¿Por qué se usa tanto el copal en Día de Muertos en Oaxaca?
La respuesta corta
El copal se usa tanto en Día de Muertos en Oaxaca porque las familias creen que su humo blanco hace tres trabajos a la vez. Limpia la casa para que las almas correctas puedan entrar en paz. Se eleva como un camino o una lámpara para que esas almas encuentren su ruta desde el panteón hasta la ofrenda. Y convierte la comida, la oración y la memoria ordinarias en algo que los muertos pueden recibir. Por eso un sahumerio de barro se coloca junto a casi cada altar doméstico en los valles, la Mixteca y la Sierra. La resina crece en la tierra caliente de Oaxaca. El significado es más antiguo que el calendario español que ahora contiene el 1 y 2 de noviembre.
Qué es el copal
La palabra viene del náhuatl copalli, “aquello que tiene aroma”. Es la savia endurecida de árboles de Bursera: copal blanco, copal santo, copalillo y sus parientes. Esos árboles crecen en tierras cálidas y secas desde Guerrero y Puebla hasta la Mixteca de Oaxaca. Los recolectores cortan la corteza con cuidado, dejan que la resina brote y se seque, y luego la venden en trozos pálidos que casi parecen piedras de río. Cuando colocas un pedazo sobre carbón encendido, se derrite y suelta un humo espeso, dulce y ligeramente alimonado.

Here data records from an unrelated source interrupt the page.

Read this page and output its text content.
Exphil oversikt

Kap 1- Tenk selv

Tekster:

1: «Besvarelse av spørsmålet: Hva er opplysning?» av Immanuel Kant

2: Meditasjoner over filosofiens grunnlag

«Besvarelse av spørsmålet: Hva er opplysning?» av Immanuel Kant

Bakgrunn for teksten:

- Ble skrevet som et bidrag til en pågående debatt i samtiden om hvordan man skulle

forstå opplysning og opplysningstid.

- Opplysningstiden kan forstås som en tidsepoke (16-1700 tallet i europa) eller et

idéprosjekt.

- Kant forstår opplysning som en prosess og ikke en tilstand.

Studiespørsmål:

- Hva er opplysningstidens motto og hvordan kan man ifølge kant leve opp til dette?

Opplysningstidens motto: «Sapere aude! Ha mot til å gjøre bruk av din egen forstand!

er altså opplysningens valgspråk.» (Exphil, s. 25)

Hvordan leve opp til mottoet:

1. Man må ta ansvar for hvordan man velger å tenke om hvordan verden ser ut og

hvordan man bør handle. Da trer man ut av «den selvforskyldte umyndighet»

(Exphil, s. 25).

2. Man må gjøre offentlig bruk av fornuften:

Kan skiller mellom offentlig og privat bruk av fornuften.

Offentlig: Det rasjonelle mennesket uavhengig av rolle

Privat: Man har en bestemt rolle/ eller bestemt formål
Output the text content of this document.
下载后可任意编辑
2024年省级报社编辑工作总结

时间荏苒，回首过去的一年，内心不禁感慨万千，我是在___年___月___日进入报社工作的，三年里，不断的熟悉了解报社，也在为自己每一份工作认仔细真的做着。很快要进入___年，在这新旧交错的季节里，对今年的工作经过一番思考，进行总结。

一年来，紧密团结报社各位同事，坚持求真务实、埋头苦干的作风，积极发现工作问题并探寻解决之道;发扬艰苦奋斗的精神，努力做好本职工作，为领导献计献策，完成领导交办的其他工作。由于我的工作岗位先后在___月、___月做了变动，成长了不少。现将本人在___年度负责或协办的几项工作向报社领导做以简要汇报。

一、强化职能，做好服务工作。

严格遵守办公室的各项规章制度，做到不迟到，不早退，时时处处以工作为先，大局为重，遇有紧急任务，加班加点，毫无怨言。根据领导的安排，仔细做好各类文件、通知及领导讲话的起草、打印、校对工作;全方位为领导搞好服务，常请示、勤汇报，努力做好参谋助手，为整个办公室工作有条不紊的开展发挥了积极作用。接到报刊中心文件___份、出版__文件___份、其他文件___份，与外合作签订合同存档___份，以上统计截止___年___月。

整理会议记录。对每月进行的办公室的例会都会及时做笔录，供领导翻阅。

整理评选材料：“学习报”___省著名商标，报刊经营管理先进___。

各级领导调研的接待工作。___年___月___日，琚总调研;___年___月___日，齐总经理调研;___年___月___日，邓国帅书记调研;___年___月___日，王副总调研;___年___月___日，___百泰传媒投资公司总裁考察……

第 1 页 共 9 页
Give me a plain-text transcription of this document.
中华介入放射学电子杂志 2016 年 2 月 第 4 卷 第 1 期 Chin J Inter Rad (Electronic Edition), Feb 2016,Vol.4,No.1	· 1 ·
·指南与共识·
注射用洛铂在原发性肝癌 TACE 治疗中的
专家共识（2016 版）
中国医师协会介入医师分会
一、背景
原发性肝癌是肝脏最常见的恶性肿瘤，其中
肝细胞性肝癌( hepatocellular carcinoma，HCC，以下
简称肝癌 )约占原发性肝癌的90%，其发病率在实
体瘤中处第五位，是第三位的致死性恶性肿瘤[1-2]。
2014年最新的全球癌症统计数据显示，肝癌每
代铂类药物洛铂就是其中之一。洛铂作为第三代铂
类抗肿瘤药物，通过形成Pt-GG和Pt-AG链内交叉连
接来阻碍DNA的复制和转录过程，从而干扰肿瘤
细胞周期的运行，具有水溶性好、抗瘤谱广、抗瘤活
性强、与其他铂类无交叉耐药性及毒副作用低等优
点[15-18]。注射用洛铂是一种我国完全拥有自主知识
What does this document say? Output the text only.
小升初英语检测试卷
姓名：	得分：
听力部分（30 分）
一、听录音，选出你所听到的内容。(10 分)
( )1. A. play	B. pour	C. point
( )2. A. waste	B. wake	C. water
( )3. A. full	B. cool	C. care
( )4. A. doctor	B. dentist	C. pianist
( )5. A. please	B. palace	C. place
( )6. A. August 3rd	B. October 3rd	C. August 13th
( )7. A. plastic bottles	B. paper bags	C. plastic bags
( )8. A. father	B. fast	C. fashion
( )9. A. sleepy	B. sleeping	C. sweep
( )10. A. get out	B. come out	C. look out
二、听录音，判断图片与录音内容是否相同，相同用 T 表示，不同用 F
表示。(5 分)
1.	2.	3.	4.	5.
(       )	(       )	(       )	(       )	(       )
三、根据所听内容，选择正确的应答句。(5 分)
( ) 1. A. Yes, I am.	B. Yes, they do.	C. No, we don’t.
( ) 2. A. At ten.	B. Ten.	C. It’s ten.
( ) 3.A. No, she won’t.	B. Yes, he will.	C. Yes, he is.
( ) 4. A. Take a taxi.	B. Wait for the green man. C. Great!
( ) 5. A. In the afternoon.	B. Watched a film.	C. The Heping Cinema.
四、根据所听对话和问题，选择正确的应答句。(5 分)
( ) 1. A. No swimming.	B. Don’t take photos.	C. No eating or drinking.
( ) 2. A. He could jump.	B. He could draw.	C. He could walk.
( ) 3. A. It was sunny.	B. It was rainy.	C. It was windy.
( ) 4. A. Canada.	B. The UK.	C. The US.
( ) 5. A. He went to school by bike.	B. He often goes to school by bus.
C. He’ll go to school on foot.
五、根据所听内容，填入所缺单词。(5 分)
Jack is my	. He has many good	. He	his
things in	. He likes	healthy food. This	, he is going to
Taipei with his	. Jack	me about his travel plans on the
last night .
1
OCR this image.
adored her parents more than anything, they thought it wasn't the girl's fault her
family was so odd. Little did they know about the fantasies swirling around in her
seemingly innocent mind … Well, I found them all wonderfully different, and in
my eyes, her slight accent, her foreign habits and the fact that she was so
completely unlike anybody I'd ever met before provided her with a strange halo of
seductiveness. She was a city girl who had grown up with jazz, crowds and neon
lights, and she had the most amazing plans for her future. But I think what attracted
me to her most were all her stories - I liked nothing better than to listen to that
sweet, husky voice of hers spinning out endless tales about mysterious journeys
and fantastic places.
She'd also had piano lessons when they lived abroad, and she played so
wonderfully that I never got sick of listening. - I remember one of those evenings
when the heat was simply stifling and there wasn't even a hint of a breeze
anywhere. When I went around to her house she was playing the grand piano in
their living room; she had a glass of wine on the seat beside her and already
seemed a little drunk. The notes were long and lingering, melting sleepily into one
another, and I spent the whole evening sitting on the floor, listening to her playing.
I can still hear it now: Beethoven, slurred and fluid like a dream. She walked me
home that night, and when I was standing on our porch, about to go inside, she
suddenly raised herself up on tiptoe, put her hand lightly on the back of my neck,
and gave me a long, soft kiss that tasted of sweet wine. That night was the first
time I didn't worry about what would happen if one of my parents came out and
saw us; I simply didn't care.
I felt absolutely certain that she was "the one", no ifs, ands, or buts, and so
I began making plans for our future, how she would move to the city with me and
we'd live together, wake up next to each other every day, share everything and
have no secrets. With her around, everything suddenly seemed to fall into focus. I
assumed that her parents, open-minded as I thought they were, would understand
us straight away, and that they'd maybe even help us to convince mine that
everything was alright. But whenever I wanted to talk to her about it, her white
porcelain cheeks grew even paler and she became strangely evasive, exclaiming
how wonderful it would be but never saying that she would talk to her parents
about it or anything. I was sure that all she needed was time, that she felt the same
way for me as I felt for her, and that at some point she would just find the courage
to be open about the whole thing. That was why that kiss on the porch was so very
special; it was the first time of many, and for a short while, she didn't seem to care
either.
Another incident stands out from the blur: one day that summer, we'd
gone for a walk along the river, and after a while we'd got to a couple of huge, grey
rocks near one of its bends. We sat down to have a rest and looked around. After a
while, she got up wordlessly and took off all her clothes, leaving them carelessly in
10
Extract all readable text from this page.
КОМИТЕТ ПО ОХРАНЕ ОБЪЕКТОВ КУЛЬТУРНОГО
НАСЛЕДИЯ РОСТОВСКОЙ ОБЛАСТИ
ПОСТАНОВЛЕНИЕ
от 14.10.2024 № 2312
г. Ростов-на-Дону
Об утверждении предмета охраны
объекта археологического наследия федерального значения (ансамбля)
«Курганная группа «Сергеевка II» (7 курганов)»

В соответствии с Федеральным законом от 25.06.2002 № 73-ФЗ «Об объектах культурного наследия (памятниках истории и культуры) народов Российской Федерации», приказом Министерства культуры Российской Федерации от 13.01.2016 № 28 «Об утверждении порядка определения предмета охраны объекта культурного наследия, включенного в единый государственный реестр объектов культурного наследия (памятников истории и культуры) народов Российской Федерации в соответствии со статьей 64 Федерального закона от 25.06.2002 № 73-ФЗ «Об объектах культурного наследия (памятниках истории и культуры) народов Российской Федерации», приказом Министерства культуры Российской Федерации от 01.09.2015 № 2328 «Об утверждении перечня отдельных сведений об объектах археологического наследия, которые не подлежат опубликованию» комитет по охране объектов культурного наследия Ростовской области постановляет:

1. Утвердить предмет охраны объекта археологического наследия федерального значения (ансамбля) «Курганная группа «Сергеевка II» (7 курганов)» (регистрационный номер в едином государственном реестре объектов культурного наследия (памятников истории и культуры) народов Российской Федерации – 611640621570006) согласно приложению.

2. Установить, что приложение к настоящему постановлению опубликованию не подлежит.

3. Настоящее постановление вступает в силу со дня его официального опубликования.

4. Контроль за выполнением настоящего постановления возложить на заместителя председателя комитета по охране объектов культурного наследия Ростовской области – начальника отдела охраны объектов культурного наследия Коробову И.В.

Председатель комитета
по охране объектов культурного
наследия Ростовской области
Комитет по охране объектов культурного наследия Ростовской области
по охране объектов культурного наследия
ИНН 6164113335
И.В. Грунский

Los pueblos mesoamericanos trataban esa savia como la sangre de los árboles y como alimento para los dioses. En Tenochtitlan, las listas de tributo contaban el copal por cargas. Los sacerdotes lo quemaban hacia los cuatro rumbos. Las espirales blancas de humo eran llamadas iztac teteo, los “dioses blancos”. Los arqueólogos han encontrado copal en ofrendas del Templo Mayor, en el lago del cráter del Nevado de Toluca y en Chichén Itzá. El Instituto Nacional de los Pueblos Indígenas todavía describe el copal en una ofrenda moderna como la “fragancia de la reverencia”, el elemento que eleva la oración y la alabanza.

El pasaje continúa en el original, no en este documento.